Kepala Aafia kembali tertunduk. "Mama takut pergaulanku akan sesat, makanya dia menjodohkanku," ujarnya lebih mengacu pada mengadu.
"Tante Irene pasti ingin yang terbaik untuk kamu, kamu jalani saja." Dalia menyahut.
"Kamu udah pernah ketemu dia?" Aafia mengerutkan dahinya pertanda tidak mengerti. "Calonmu," lanjut Dalia.
"Kemarin malam dia datang, makan malam." Dalia mengangguk paham.
"Terus kamu terima?" tanya Dalia. Aafia mengangguk, "Iya."
Dalia mengelus pelan rambut Aafia, "Aku yakin itu yang terbaik untukmu. Kamu hanya perlu menjalaninya."
Aafia pun hanya bisa mengangguk. "Sekarang giliranmu, siapa orang jahat itu?"
"Orang jahat?" Alis Dalia terangkat naik.
Aafia menghela napasnya, "Yang membuatmu seperti ini."
Dalia pun mengangguk paham kemudian tersenyum kecut. "Namanya Rivaldo, dia sangat famous, tampan, dan baik. Dia juga kakak tingkatku dan kami bergabung disebuah organisasi kampus yang sama, dia mengatakan mencintaiku, tapi ya semua itu cuma bullshit."
"Kamu tau kenapa aku tinggal di sini?" Aafia menggeleng.

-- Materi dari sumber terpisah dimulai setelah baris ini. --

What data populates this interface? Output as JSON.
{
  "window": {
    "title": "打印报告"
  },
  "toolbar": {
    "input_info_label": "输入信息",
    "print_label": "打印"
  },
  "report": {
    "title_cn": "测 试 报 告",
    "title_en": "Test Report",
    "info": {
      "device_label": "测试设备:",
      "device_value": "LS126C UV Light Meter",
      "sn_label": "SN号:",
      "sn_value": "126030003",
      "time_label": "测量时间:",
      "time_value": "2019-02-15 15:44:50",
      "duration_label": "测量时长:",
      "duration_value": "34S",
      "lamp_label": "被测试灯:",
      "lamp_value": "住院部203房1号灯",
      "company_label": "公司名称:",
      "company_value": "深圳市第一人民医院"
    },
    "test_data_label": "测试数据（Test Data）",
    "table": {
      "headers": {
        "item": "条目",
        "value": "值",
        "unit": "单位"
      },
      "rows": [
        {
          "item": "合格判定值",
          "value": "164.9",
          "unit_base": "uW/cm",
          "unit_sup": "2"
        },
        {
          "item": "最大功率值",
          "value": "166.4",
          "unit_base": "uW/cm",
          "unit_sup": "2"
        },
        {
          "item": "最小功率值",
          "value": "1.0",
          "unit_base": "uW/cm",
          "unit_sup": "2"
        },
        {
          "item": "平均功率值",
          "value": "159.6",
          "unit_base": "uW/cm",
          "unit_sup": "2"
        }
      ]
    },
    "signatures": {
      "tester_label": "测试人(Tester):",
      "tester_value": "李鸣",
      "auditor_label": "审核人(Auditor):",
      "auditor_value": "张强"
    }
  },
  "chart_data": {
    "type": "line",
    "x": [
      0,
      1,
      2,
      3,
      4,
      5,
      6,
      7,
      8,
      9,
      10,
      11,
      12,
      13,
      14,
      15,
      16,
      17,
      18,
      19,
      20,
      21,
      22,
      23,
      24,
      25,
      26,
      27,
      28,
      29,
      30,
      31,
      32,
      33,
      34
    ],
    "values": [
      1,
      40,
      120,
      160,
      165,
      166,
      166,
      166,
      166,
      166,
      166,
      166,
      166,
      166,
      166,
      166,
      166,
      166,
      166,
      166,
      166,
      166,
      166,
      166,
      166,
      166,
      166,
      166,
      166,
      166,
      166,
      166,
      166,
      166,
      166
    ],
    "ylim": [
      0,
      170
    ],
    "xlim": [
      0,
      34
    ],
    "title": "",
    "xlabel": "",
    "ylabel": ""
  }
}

"Karena ada kamu, aku bisa cerita dan ada teman. Di rumah Mama hanya memarahiku terus, aku butuh hiburan atau semakin lama aku akan tertekan dan keguguran." Dalia menggeleng-gelengkan kepalanya.
"Aku nggak mau itu terjadi, aku menyayangi anakku," lanjutnya.
Aafia mengangguk mengerti. Ia mengerti sekarang, dan ia pasti akan menemani sepupunya itu hingga si kecil lahir.
Malam itu mereka habiskan dengan bercerita dan bercanda, Aafia pun tidak sadar sudah terlelap di kamar Dalia dengan posisi memeluk sepupunya itu.